Puis si le style d’écriture était plaisant au début, il devient un peu monotone au fur et à mesure des pages. Je n’ai pas aimé la façon dont l’auteur a écrit les dialogues : certes cela cadrait bien avec le contexte mais lire ce langage haché, familier sur cinq cent pages m’a agacé.
Malgré ces quelques défauts, c’est un livre qui ne peut laisser personne indifférent !  A lire !

L’herbe bleue

Fiche identité

  • Titre du livre: L’herbe bleue
  • Auteur: Beatrice Sparks
  • Nombre de pages: 212
  • Édition: Pocket
  • Année de publication: 1971

Résumé

C’est le journal intime d’une fille de quinze ans, qui sombre petit à petit dans la drogue.

Avis    

Je quitte un peu les classiques pour faire un détour vers les romans contemporains car c’est aussi intéressant de voir les sujets  actuels.
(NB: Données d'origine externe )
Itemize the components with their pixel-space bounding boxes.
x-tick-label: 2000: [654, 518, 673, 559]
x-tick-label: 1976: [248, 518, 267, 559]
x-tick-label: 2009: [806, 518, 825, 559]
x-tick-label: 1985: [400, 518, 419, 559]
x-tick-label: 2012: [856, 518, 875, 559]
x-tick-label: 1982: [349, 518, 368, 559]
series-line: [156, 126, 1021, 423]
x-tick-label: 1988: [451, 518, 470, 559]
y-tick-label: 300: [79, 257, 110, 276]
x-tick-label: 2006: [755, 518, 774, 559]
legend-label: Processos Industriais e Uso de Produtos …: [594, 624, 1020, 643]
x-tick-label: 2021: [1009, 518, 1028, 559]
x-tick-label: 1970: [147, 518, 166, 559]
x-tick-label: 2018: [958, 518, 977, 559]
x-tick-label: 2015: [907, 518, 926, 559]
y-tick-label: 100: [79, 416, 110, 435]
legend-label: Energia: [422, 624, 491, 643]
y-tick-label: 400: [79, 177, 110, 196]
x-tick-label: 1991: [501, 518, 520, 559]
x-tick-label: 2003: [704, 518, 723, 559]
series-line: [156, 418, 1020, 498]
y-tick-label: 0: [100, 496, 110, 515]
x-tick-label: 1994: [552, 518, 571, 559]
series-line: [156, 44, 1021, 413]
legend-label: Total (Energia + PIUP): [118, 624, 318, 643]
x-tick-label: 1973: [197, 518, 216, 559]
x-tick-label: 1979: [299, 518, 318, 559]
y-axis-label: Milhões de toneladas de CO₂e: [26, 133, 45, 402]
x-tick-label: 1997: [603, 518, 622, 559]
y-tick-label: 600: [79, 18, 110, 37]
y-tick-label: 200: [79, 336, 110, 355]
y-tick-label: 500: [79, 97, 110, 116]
Ce livre figure dans mon Reader depuis un moment et à l’approche des partiels, je dois concilier loisirs et révisions. Comme il est très court, j’en profite pour lire quelques pages entre deux polycopiés d’économie.
Je vous avoue que je suis dépitée de ma lecture. L’histoire est sous forme de journal intime. Une adolescente raconte sa longue descente aux enfers : invitée par des amis, elle goûte du LSD à son insu et finira par adorer les sensations qu’il procure. Elle se met ensuite à goûter toutes les drogues et de consommatrice, elle deviendra vendeuse en passant par des situations vraiment sordides. Paradoxalement je n’ai ressenti aucun attachement, compassion ou même pitié envers le personnage principal. Je n’ai pas vraiment compris les raisons qui l’ont poussé à continuer à consommer de la drogue, sachant qu’elle n’a pas eu de problèmes graves dans sa vie. J’ai un doute sur la véracité de tous les faits : pour moi, ce n’est pas en goûtant par hasard de la drogue qu’on devient une junkie le lendemain.
Comme ça me titillait un peu, je me suis renseignée sur l’auteur : j’ai découvert que c’était une psychologue américaine et que ce récit a été créé en assemblant plusieurs témoignages. J’aurai aimé que l’auteur adopte un autre mode de narration de manière à avoir le point de vue de ses proches dans l’ouvrage. J’aurai aimé savoir comment la famille a vécu la situation au lieu d’avoir un point de vue uniquement centré sur les problèmes existentiels de cette adolescente mal dans sa peau.
Le style d’écriture est vraiment désagréable. Je sais que l’auteur a voulu traduire les pensées d’une jeune fille de quinze ans à travers ce journal. Mais c’est trop puéril, trop mal écrit, trop décousu. Elle relate juste des faits platement. Ce livre est surtout destiné aux jeunes et décourage la consommation de drogues de toutes sortes. Toutefois, il m’a déçu. J’hésite à vous le recommander car il y a une forte sensation de déjà-vu dans l’histoire.